4. Major surgery within 4 weeks before the first dosing for any reason (excluding
puncture biopsy), or need to undergo elective surgery during the trial.

5. Potent CYP3A4/5 inducer or inhibitor within 2 weeks prior to administration of
the first dose of the study drug.

6. Systemic immunosuppressive drugs within 2 weeks prior to administration of the
first dose of the study drug, including systemic corticosteroids (>10 mg/day
prednisone or equivalent).

7. Other immunomodulators within 2 weeks prior to administration of the first dose
of the study drug, including but not limited to thymosin, interleukin-2 and
interferon.

- Had CTCAE Grade ≥3 immune-related adverse events (irAE) after receiving immunotherapy.

- The main organ function meets any of the following criteria within 7 days prior to the
first dosing. （Note: blood transfusion, EPO, G-CSF, albumin infusion and renal
replacement therapy are not allowed within 14 days prior to treatment.）

1. Hematological function: ANC < 1.5×10^9/L, PLT < 75×10^9/L, Hemoglobin (Hb) < 100
g/L.

2. Hepatic function: Alanine aminotransferase (ALT) and aspartate aminotransferase
(AST) ≥ 3×ULN; ALT and AST ≥ 5×ULN for participants with liver metastases; Total
bilirubin (TBIL) ≥ 1.5×ULN; albumin < 30 g/L.

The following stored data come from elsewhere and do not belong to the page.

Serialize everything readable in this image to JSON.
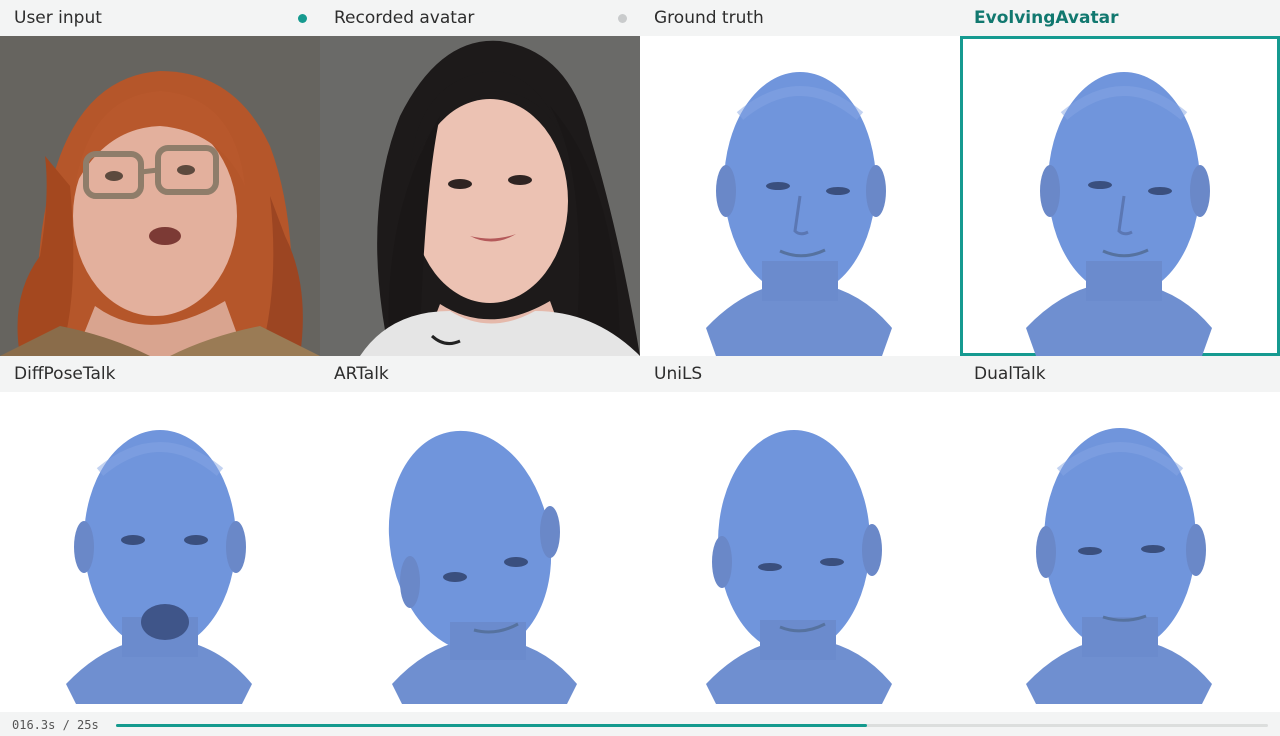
{
  "top_labels": {
    "user_input": "User input",
    "recorded_avatar": "Recorded avatar",
    "ground_truth": "Ground truth",
    "evolving_avatar": "EvolvingAvatar"
  },
  "bottom_labels": {
    "diffposetalk": "DiffPoseTalk",
    "artalk": "ARTalk",
    "unils": "UniLS",
    "dualtalk": "DualTalk"
  },
  "indicators": {
    "user_input_color": "#169a8f",
    "recorded_avatar_color": "#c9cbcc"
  },
  "highlight_color": "#159a90",
  "mesh_color": "#6f8fd0",
  "playback": {
    "time_text": "016.3s / 25s",
    "current_seconds": 16.3,
    "total_seconds": 25,
    "progress": 0.652
  }
}
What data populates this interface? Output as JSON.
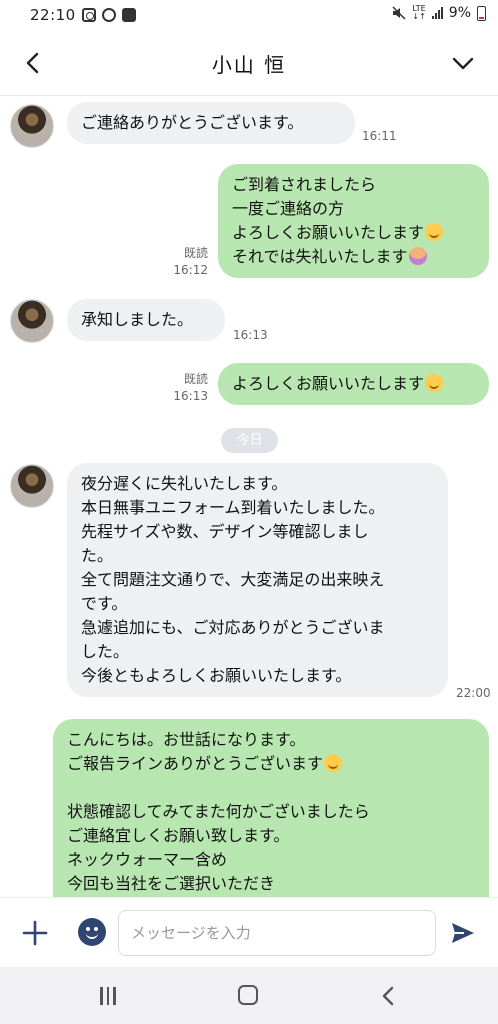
{
  "status": {
    "time": "22:10",
    "network": "LTE",
    "battery": "9%"
  },
  "header": {
    "title": "小山 恒"
  },
  "messages": [
    {
      "dir": "in",
      "text": "ご連絡ありがとうございます。",
      "time": "16:11"
    },
    {
      "dir": "out",
      "lines": [
        "ご到着されましたら",
        "一度ご連絡の方",
        "よろしくお願いいたします",
        "それでは失礼いたします"
      ],
      "read": "既読",
      "time": "16:12"
    },
    {
      "dir": "in",
      "text": "承知しました。",
      "time": "16:13"
    },
    {
      "dir": "out",
      "text": "よろしくお願いいたします",
      "read": "既読",
      "time": "16:13"
    },
    {
      "dir": "in",
      "text": "夜分遅くに失礼いたします。\n本日無事ユニフォーム到着いたしました。\n先程サイズや数、デザイン等確認しまし\nた。\n全て問題注文通りで、大変満足の出来映え\nです。\n急遽追加にも、ご対応ありがとうございま\nした。\n今後ともよろしくお願いいたします。",
      "time": "22:00"
    },
    {
      "dir": "out",
      "lines": [
        "こんにちは。お世話になります。",
        "ご報告ラインありがとうございます",
        "",
        "状態確認してみてまた何かございましたら",
        "ご連絡宜しくお願い致します。",
        "ネックウォーマー含め",
        "今回も当社をご選択いただき"
      ]
    }
  ],
  "date_chip": "今日",
  "input": {
    "placeholder": "メッセージを入力"
  },
  "icons": {
    "back": "chevron-left-icon",
    "menu": "chevron-down-icon",
    "plus": "plus-icon",
    "emoji": "emoji-icon",
    "send": "send-icon"
  },
  "colors": {
    "outgoing_bubble": "#b8e6b0",
    "incoming_bubble": "#eef0f2",
    "emoji_button": "#2f4770"
  }
}
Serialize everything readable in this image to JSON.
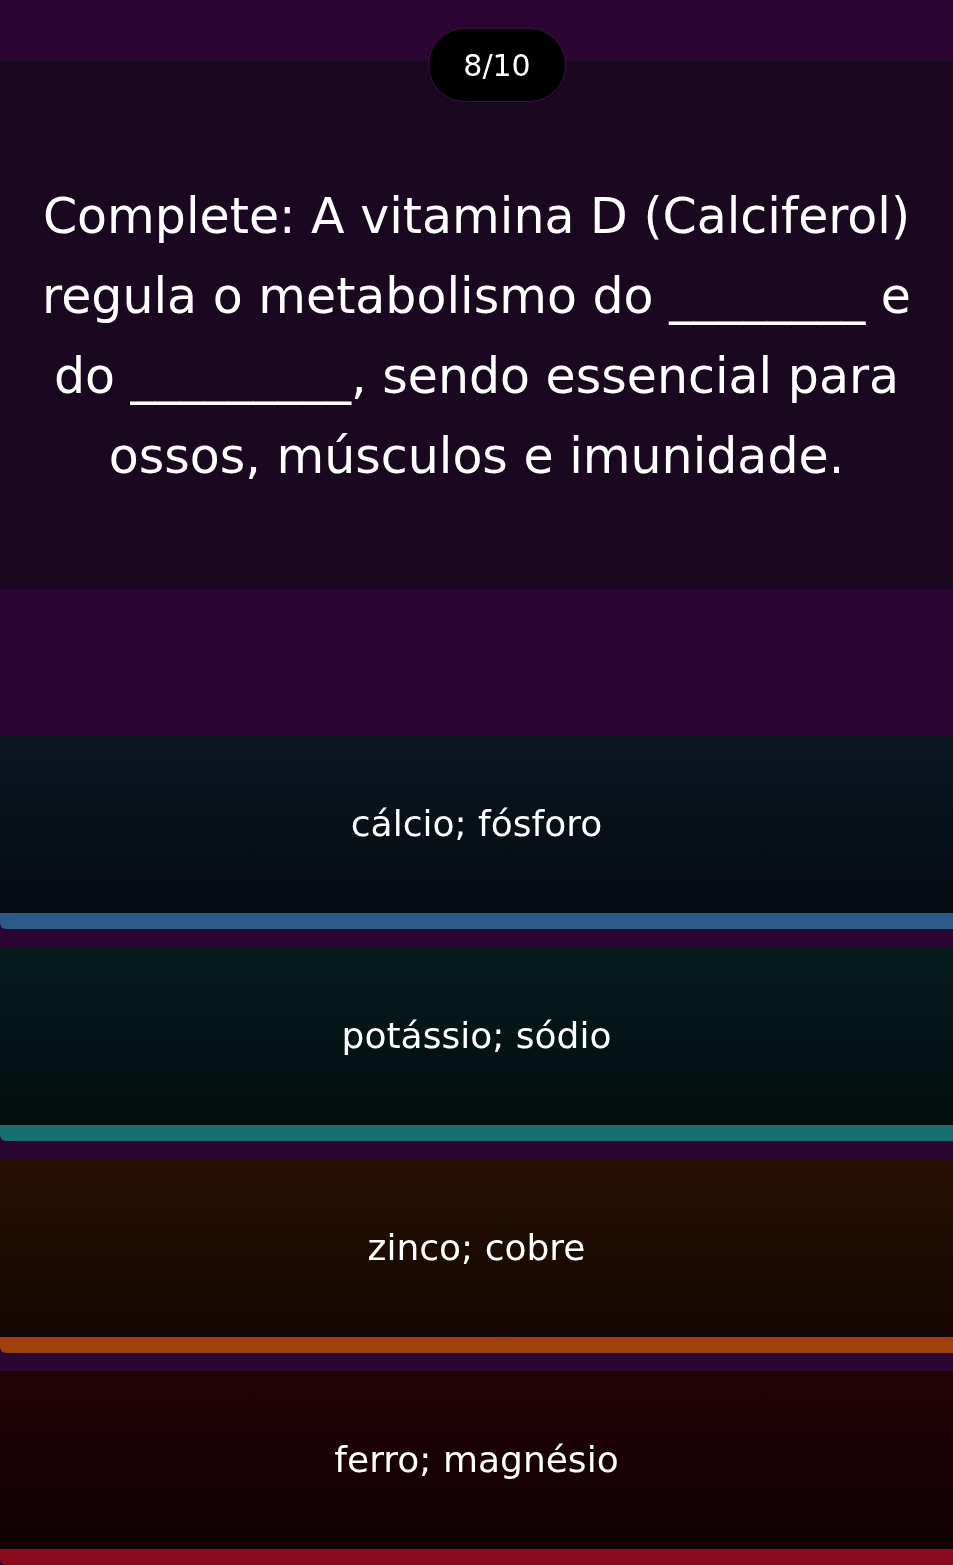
{
  "progress": {
    "counter": "8/10"
  },
  "question": {
    "text": "Complete: A vitamina D (Calciferol) regula o metabolismo do ________ e do _________, sendo essencial para ossos, músculos e imunidade."
  },
  "options": [
    {
      "label": "cálcio; fósforo",
      "color": "#2c5a8a"
    },
    {
      "label": "potássio; sódio",
      "color": "#167070"
    },
    {
      "label": "zinco; cobre",
      "color": "#a0400a"
    },
    {
      "label": "ferro; magnésio",
      "color": "#8a0a1e"
    }
  ]
}
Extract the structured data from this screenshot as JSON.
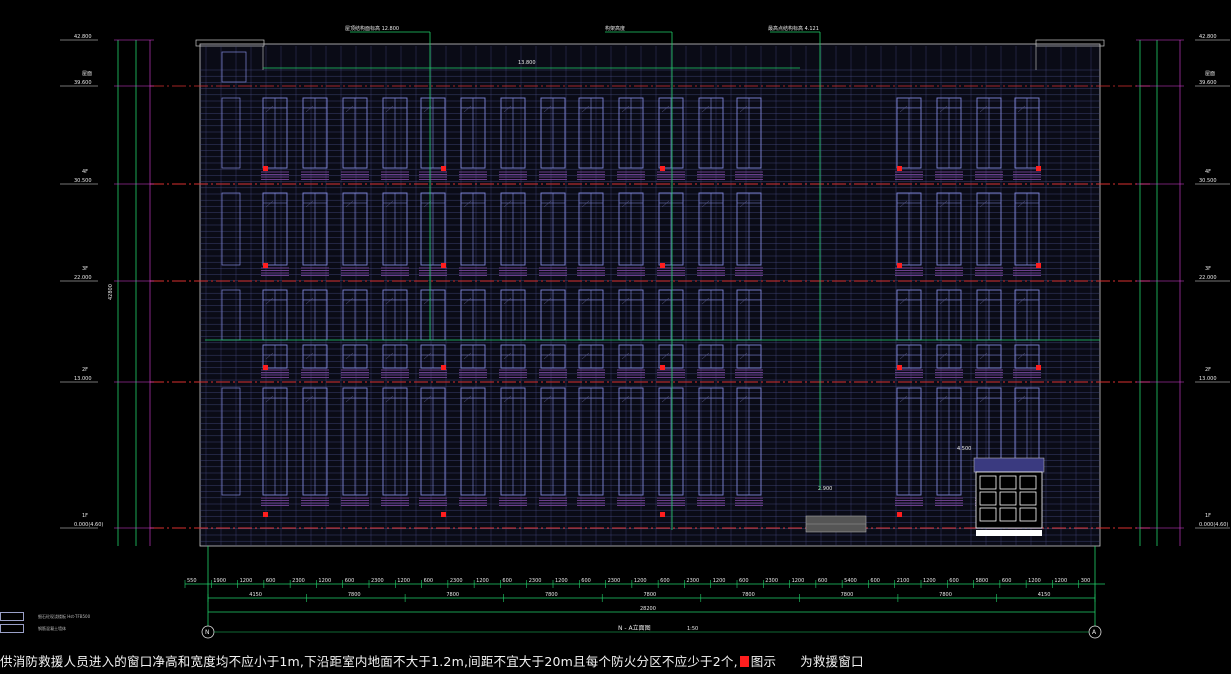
{
  "drawing": {
    "title": "N - A立面图",
    "scale": "1:50",
    "axis_left": "N",
    "axis_right": "A",
    "top_notes": [
      "屋顶结构面标高 12.800",
      "构架高度",
      "最高点结构标高 4.121"
    ],
    "parapet_label": "13.800",
    "canopy_label": "4.500",
    "ramp_label": "2.900"
  },
  "levels": [
    {
      "name": "",
      "elev": "42.800"
    },
    {
      "name": "屋面",
      "elev": "39.600"
    },
    {
      "name": "4F",
      "elev": "30.500"
    },
    {
      "name": "3F",
      "elev": "22.000"
    },
    {
      "name": "2F",
      "elev": "13.000"
    },
    {
      "name": "1F",
      "elev": "0.000(4.60)"
    }
  ],
  "dims": {
    "total_height": "42800",
    "total_width": "28200",
    "bays": [
      "4150",
      "7800",
      "7800",
      "7800",
      "7800",
      "7800",
      "7800",
      "7800",
      "4150"
    ],
    "opening_row": [
      "550",
      "1900",
      "1200",
      "600",
      "2300",
      "1200",
      "600",
      "2300",
      "1200",
      "600",
      "2300",
      "1200",
      "600",
      "2300",
      "1200",
      "600",
      "2300",
      "1200",
      "600",
      "2300",
      "1200",
      "600",
      "2300",
      "1200",
      "600",
      "5400",
      "600",
      "2100",
      "1200",
      "600",
      "5800",
      "600",
      "1200",
      "1200",
      "300"
    ]
  },
  "legend": [
    "细石砼现浇楼板 Hst-TFB500",
    "钢筋混凝土墙体"
  ],
  "footer_note": {
    "text": "供消防救援人员进入的窗口净高和宽度均不应小于1m,下沿距室内地面不大于1.2m,间距不宜大于20m且每个防火分区不应少于2个,",
    "figure_word": "图示",
    "tail": "为救援窗口"
  },
  "colors": {
    "background": "#000000",
    "grid": "#4a4f86",
    "window_frame": "#7f86d8",
    "level_line": "#d83030",
    "dimension": "#21d16a",
    "elevation_mark": "#e040e0",
    "rescue_marker": "#ff1e1e"
  }
}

3. Creatinine clearance< 75 mL/min.

4. INR > 1.5 or APTT > 1.5×ULN.

5. The urine protein presents positive and the quantitative result of 24-h urine
protein ≥ 1 g.

- Participants with symptomatic central nervous system (CNS) metastases or carcinomatous
meningitis; or other evidence suggesting that the central nervous system metastasis or
meningeal metastasis is not well-controlled and is judged by the investigator to be
unsuitable for enrollment.

- Uncontrollable third cavity effusion (e.g. large amount pleural effusion, ascites, or
pericardial effusion, etc.) requiring repeated drainage, which is judged by the
investigator to be unsuitable for enrollment.

- Known history of neurological disorders affecting brain functional activities,
including epilepsy or dementia.

- Severe cardiac-cerebral vascular disease, including but not limited to:

1. Acute myocardial infarction, unstable angina, stroke, or received coronary
angioplasty or stent implantation within 6 months before the first dosing.

2. New York Heart Association functional class II to IV congestive heart failure or
left ventricular ejection fraction (LVEF) < 50% or the lower normal limit.

3. Uncontrollable hypertension (even though the best available treatment is used but
systolic blood pressure ≥ 160 mmHg or diastolic blood pressure ≥ 100 mmHg).

4. QTcF interval prolongation during the baseline period.

- Participants with active or history of autoimmune diseases (such as systemic lupus
erythematosus, rheumatoid arthritis, vasculitis, etc.), except for clinically stable
autoimmune thyroid diseases.

- Active infection requiring systemic therapy within 7 days prior to the first dosing;
active hepatitis B or hepatitis C, history of immunodeficiency virus (HIV) disease or
HIV antibody positive.

- Priorly received allogeneic stem cell transplantation or solid organ transplantation.

- Known allergy to the ZG0895.HCl or any of its excipients; have severe allergy history
(CTCAE Grade ≥ 3), such as severe urticaria, angioedema, severe anaphylaxis, etc.

- Females who are pregnant or nursing during the screening period.

- The investigators consider that the participants are not suitable to participate in
the clinical study for other reasons.